Zhang brings power and restraint to Jordan Hall
For pianists, repertoire choice is at least partial self-advertisement, and Haochen Zhang’s program for his Friday Celebrity Series recital at Jordan Hall signaled poetic temperament as much as technical prowess. The first half, after all, was devoted to all four Ballades of Frédéric Chopin — hard to play, harder to elucidate. Zhang opened the G-minor first Ballade in unusually ruminative territory, the 6/4 theme played as a slow, searching waltz — which then gave way to torrents of impetuous momentum. That was the pattern for the rest of the Ballades as well: all-or-nothing drama, long-breathed melodies given intricate, sometimes quirky line readings, offset by carefully rationed doses of precise, headlong daring.

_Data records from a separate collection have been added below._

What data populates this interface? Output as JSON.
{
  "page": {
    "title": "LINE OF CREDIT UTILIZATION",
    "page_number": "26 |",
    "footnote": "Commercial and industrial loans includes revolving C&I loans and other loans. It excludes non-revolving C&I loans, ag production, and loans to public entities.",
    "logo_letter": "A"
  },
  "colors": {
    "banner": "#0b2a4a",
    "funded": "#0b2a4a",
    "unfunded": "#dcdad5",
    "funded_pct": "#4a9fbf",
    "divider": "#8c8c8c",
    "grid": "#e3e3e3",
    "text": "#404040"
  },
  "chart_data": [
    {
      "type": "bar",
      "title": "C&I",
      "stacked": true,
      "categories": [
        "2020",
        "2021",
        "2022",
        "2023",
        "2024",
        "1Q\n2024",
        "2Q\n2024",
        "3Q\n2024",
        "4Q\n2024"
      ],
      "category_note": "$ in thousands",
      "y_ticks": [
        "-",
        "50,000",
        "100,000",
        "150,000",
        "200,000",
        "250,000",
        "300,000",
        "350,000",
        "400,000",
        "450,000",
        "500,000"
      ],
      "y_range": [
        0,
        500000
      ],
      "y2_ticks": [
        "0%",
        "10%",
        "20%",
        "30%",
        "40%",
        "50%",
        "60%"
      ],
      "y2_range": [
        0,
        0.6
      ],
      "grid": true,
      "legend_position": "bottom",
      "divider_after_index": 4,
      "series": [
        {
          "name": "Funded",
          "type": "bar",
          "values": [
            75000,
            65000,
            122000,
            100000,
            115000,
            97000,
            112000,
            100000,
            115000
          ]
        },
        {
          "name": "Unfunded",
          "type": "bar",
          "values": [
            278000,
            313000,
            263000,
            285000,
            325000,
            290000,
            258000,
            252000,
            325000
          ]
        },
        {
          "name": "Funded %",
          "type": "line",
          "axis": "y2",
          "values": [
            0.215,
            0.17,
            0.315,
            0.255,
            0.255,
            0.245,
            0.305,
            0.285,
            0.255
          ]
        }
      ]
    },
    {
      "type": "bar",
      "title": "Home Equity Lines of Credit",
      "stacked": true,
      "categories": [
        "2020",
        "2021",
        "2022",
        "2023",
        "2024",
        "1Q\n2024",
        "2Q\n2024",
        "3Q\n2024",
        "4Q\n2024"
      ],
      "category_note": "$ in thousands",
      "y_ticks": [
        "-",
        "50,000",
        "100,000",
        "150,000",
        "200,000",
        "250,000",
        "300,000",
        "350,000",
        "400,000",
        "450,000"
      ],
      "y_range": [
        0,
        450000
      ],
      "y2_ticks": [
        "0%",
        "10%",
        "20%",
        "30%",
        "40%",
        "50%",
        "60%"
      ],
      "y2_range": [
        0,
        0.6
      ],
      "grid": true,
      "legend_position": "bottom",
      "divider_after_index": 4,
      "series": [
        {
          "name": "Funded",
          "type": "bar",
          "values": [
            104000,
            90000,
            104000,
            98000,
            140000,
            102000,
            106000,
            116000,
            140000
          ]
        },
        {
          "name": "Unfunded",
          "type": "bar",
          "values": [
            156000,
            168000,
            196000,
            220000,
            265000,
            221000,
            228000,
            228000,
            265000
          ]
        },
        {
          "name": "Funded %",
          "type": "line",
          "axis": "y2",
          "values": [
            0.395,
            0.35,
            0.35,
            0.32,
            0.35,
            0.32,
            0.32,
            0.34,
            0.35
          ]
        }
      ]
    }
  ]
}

Zhang (the youngest-ever first-prize medalist at the Van Cliburn International Piano Competition, winning last year at 19) has a distinctive tone — a clean-edged, weighted brightness — that he maintains with consummate consistency across a wide dynamic range. Instead of a varied palette, the effect is rather of a single, malleable, almost palpable mass of sound, dialed up or down as the phrase demands. Zhang balanced it with a remarkably sure sense of pacing and a canny use of quiet and silence, setting the table for his bursts of virtuosity.
He was at his best when sound and timing were in moment-to-moment play, restrained stretches of music suddenly turning on a dime. The first and fourth Ballades were particularly rich playgrounds for such audacious intimacy and outburst; the middle two were slightly more distant and formal. The same dichotomy could be felt in the Opus 118 Klavierstücke of Johannes Brahms. The playing was never less than assured, but Zhang’s universal tone was sometimes prosaic: Brahms’s late-period meditations sounded almost too sure of themselves. But in those pieces when Zhang’s controlled touch and dramatic conservation of pace and power could take precedence — the famous A-major Intermezzo, the mercurial G-minor Ballade, the enigmatic E-flat-minor finale — the result was high-polish eloquence.

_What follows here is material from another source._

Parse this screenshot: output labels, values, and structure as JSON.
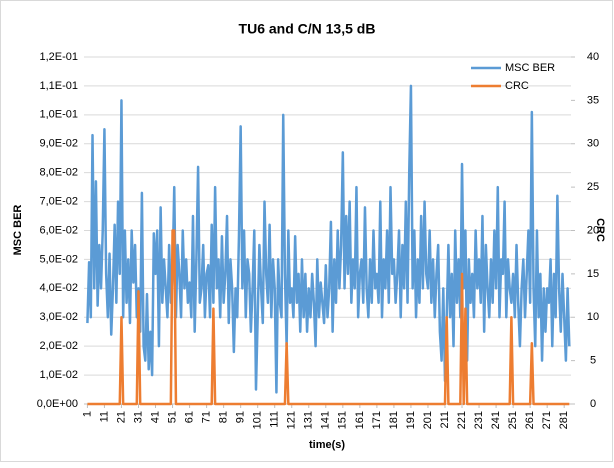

Zhang closed with a connoisseur’s showpiece, Alberto Ginastera’s Piano Sonata No. 1, Chopinesque textures reworked into a modernist, pealing bacchanal of Latin rhythms. Zhang dispatched it with flair; the holy trinity of piano competitions — speed, brawn, accuracy — was dazzlingly in evidence. But his encores immediately turned back inward: Robert Schumann’s familiar “Träumerei,’’ and an especially sensitive reading of Chopin’s posthumously published C-sharp-minor Nocturne. Zhang is a pianist with ample reserves of power whose imagination seems nonetheless most kindled by subtle delicacy.